Criminal litigation, Kingsley Napley (and drummer from Blur)
Blur was winding down after a fairly well-publicised falling-out (which is happily now all mended). I had more time on my hands. A friend of mine at criminal firm Edward Fail Bradshaw & Waterson in the East End asked me to help out with a big case, with some technical evidence that had been served in a baffling and incomprehensible way by the prosecution, and I got bitten by the crime bug.
Many people assume I was a solicitor, then I left to do the band and now I’m going back to being a solicitor. People are surprised, but when I say I’m doing crime, they are less surprised because everyone has a fascination for crime.
There is a real perception problem when it comes to lawyers. The public see us as a homogenous group and tend to imagine we all do the same kind of thing, earn the same amount, all swan round living the high life. The profession has done very little to combat that and has been very bad at its own PR. I did a round of press interviews around the demonstration outside parliament against the changes in legal aid, and the lack of sympathy was marked.

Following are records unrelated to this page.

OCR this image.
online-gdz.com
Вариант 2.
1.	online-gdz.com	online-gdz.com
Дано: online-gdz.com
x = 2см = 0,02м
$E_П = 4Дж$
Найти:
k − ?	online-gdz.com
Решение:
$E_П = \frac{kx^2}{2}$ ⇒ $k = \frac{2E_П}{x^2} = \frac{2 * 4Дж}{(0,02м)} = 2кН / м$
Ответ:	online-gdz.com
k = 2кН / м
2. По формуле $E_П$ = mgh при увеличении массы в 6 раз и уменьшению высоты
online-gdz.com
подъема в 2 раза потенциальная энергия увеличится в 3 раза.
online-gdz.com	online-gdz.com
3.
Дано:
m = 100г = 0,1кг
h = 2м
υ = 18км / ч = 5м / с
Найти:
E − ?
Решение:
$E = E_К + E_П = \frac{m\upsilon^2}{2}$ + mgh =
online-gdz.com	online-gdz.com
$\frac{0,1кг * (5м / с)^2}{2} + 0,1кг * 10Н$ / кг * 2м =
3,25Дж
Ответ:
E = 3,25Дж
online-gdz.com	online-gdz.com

The police station is the most dramatic, exciting, frustrating, horrible, brilliant point of being a solicitor. The case is unfolding in front of you, and what you do there can have dramatic consequences for the client. Specialisation is not the only way for lawyers to add value to what they do but it is the obvious way.
The hardest thing about my transition from musician to lawyer was the graduate diploma in law. It made the LPC seem like a walk in the park by comparison. I did my training contract at Kingsley Napley and qualified last year. Because I am at the beginning of my legal career, it’s hard to see how it’s going to pan out. I try to play to my strengths. Cybercrime, computer crime and technology are things I understand extremely well (I studied computer science at Thames Polytechnic and worked as a computer programmer). But I know things don’t often turn out how you expect so I try to keep an open mind.

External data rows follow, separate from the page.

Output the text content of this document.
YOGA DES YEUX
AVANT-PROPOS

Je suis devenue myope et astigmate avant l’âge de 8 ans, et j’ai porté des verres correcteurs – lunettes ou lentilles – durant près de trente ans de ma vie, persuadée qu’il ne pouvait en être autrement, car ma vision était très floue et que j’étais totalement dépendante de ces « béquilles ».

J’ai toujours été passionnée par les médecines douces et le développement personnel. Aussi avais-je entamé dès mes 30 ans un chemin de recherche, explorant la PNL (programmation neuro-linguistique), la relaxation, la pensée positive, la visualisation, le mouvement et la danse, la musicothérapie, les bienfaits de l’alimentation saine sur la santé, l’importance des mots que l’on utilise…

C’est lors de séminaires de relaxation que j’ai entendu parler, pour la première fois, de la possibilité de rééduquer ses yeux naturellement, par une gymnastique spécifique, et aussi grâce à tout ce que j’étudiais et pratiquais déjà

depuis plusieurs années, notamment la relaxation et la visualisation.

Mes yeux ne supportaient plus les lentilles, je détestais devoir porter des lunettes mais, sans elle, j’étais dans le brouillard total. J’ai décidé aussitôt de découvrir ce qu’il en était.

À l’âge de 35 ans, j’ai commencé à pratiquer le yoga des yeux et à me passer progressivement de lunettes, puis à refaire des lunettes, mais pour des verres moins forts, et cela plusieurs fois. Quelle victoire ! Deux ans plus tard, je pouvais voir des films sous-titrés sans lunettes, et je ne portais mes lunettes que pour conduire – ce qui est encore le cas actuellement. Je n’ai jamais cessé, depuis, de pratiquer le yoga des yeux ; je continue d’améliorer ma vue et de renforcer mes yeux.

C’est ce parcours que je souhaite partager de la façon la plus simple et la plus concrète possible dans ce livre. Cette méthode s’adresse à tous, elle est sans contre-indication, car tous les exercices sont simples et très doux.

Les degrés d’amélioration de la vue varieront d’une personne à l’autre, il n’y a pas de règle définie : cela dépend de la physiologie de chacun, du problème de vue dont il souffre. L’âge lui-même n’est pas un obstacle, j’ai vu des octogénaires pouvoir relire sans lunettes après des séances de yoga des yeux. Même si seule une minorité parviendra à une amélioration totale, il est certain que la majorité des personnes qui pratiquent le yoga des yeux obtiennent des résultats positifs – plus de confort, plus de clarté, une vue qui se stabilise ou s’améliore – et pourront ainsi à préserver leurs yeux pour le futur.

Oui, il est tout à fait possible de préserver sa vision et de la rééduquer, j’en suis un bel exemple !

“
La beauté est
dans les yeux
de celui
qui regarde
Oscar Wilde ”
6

I feel like I’m constantly having to prove myself to people who know me as the drummer in Blur.
There is a bizarre criminal law on the statute books still, which states you can be arrested for wearing clothes that signify political affiliation. It was only ever used once. Given the last government was quite diligent in getting rid of lots of draconian outdated nonsense, it seems strange that this was left in the statute book.